これは世の中に対してだけ言っているわけじゃなくて、自分に対しても。
効率化好きじゃないと言いつつも、何かを求めすぎたら虚しくなるとわかっていても、それでも人間はどうしても人と比較して自分が足りないところに目を向けてしまう。
そんなに求めなくっても、ちゃんと周りを見渡せば十分足りているのに。
人生って「やらなくていいこと」だらけなんじゃないか
生きていくうえで必要なことって本当はほとんどないと思います。
最低限の食事をして、その分排泄して、十分な睡眠さえあれば、きっと私たちは生命を維持していける。私がブログを書くのも、学校に行くのも、大好きな本を読むのも、人とおしゃべりするのも、きっと全部全部必要ない。無駄なこと。生きていくだけなら。
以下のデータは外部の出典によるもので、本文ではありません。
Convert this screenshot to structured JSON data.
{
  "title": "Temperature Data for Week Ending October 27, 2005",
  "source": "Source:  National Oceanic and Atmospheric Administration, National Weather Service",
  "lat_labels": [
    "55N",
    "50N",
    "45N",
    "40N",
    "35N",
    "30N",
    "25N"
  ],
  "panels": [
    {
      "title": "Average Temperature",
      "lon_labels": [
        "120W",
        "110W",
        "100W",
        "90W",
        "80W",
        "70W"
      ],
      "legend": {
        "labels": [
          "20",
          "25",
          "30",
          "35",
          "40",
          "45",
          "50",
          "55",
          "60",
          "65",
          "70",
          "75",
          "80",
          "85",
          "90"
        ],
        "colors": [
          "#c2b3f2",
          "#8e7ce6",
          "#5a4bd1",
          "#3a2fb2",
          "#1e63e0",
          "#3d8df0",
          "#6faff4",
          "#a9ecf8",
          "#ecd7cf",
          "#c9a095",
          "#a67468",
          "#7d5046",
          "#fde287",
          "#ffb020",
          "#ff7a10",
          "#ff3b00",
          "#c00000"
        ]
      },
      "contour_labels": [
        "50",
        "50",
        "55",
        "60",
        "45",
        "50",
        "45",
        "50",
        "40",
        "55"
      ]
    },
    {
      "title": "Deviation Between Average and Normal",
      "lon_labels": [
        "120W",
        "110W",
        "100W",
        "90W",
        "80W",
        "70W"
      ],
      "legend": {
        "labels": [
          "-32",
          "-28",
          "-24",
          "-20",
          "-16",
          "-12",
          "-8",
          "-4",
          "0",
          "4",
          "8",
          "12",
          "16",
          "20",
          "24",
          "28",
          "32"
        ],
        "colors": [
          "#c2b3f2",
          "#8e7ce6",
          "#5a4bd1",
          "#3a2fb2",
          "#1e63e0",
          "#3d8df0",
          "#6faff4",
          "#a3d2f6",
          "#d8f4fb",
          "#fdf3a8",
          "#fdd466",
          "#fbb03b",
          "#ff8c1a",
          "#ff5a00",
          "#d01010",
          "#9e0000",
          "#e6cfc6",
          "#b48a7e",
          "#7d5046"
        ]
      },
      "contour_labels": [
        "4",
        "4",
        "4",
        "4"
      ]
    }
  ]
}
だから究極に効率化を推し進めたら、私たちは本当に何もやらなくなる。
全部機械とかが身の回りのことをやってくれて、なぁんにもやらなくなる。やる必要がなくなる。
でもきっと誰もそんな人生を望んでいるわけじゃないと思う。
大半の人は、生きてく上でたくさんの「やらなくていいこと」をしている。「やらなくていいこと」を生きがいにしている人だってきっとたくさんいる。効率とは無縁の世界で。
今の生活の中でしているたくさんの「やらなくていいこと」を、効率化によって削ぎ落して削ぎ落して削ぎ落した先には、きっと味気のない人生が待ってる。
だったら私は効率化を求めない無駄だらけの人生を歩んでたいなと思う。